One of the most prominent manifestations of this health-care crisis is the prolonged wait times for medically necessary services. A recent Fraser Institute survey revealed that the median wait time between a referral from a general practitioner and receiving treatment had increased by 195% since 1993, reaching 27.4 weeks. These wait times place Canada among the lowest-performing jurisdictions in terms of health-care system performance, ranking second last in the Commonwealth Fund's comparison of 11 high-income countries, only ahead of the United States. This paper seeks to identify innovative yet practical policy ideas that can address the wait time crisis in a cost-effective, politically salient manner rooted in evidence.


Hunter Prize


The Hunter Prize seeks to address wicked problems such as Canada's health-care crisis by encouraging innovative, practical, and politically feasible policy reforms. This paper contributes to this effort by analyzing 18 use cases that target various aspects of the health-care system, aiming to improve efficiency and effectiveness while reducing wait times.


Methodology


The paper analyzes 18 use cases, each addressing different aspects of the health-care system.
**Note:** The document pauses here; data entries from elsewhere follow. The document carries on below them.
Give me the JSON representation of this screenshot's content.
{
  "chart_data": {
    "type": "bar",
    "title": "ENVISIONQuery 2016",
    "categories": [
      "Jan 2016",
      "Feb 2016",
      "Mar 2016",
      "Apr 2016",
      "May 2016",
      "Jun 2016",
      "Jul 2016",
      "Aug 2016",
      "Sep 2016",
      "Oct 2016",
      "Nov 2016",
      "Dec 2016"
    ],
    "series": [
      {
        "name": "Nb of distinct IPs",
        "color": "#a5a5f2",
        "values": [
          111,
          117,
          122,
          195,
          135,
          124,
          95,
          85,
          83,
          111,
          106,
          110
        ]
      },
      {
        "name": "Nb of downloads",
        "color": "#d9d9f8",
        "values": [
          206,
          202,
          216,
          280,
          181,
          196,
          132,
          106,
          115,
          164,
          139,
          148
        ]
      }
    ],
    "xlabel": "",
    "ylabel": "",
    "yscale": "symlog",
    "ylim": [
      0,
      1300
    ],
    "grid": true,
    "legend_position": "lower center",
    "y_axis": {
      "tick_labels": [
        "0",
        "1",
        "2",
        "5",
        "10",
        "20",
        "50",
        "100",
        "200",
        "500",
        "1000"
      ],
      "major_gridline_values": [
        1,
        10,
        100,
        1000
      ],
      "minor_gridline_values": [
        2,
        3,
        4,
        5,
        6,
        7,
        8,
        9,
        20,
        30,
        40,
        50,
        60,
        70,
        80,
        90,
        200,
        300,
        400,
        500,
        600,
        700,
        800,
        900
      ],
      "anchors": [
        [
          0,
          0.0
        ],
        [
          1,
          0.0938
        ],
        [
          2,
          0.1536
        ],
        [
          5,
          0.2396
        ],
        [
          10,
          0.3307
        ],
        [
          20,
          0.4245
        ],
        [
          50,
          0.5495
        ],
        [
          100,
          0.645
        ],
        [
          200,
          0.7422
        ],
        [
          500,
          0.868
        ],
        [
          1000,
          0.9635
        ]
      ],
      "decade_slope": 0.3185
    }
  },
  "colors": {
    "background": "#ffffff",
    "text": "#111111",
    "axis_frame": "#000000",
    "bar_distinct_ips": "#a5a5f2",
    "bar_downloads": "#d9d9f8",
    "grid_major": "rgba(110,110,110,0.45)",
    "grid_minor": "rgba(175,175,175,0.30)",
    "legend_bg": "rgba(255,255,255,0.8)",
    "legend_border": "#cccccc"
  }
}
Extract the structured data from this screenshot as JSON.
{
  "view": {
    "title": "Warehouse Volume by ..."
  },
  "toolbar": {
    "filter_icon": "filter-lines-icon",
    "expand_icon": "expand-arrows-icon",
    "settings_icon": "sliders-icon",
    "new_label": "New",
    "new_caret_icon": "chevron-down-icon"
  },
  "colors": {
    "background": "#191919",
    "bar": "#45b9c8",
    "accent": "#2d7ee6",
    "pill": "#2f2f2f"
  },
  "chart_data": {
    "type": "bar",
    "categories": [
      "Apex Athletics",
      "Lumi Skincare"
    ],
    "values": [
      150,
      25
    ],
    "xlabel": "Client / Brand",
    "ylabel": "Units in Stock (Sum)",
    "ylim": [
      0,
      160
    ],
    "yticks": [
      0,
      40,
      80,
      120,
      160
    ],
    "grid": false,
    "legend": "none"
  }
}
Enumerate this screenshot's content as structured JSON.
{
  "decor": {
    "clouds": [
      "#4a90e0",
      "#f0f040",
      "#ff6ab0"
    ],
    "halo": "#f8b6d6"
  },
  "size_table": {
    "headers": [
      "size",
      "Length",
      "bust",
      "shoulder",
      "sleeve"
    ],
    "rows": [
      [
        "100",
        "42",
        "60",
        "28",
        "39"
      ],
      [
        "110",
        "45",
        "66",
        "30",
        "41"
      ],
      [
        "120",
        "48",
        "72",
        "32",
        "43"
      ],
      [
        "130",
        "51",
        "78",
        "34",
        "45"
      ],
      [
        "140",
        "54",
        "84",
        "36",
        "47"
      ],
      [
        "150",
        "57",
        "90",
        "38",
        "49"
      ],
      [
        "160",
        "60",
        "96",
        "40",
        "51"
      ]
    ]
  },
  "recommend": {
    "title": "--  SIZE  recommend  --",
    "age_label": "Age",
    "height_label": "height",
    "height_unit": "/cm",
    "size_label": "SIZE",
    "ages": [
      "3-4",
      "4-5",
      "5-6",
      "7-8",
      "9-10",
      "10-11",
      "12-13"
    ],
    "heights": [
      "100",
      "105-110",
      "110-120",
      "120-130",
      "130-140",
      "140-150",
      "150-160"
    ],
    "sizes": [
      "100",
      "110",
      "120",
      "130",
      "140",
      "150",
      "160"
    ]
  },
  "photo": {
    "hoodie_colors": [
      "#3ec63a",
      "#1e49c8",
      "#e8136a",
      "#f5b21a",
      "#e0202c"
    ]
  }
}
For each use case, we provide a potential solution, implementation strategy, expected impact, cost estimate, political feasibility, and examples or evidence. The use cases were selected based on generative AI, machine learning models (LLMs) and coupled with creative prompt engineering and human augmentation.


Results


Our analysis revealed a diverse range of potential solutions to reduce wait times in Canada's health-care system. These solutions are summarized in Table 1, titled "18 Innovative Policy Approaches to Reducing Health-Care Wait Times in Canada." The table provides an overview of the problem areas, potential solutions, implementation strategies, expected impact, cost estimates, political feasibility, evidence and examples, timeframes for implementation, and stakeholders involved for each use case.


Table 1


Download the table's csv file here.

Graph



The x-axis represents the use cases, and the y-axis represents the political feasibility ratings. The chart includes labels for each use case, which are rotated and placed below the bars for better visibility. The colour of the bars indicates the level of political feasibility, with blue representing "High" feasibility and orange representing "Moderate to high" feasibility. A legend indicates the meaning of the bar heights ("High" and "Moderate to high"). The use case labels have been abbreviated to fit within the chart, but they correspond to the full use case names provided in the original data.

Discussion


The use cases presented in this paper demonstrate that there is no one-size-fits-all solution to the problem of health-care wait times in Canada. However, a combination of these innovative approaches, tailored to the specific needs of each province or territory, could lead to a significant reduction in wait times. It is crucial to consider the political feasibility, cost estimates, and expected impact of each proposed solution, as well as the specific context in which it would be implemented.


Conclusion


Reducing health-care wait times in Canada requires a multi-faceted approach that incorporates various innovative solutions. Policymakers, healthcare providers, and stakeholders must work together to identify and implement the most effective strategies for addressing this complex issue. By analyzing the use cases presented in this paper, we can begin to develop practical policy reforms that can lead to a more efficient and accessible healthcare system for all Canadians.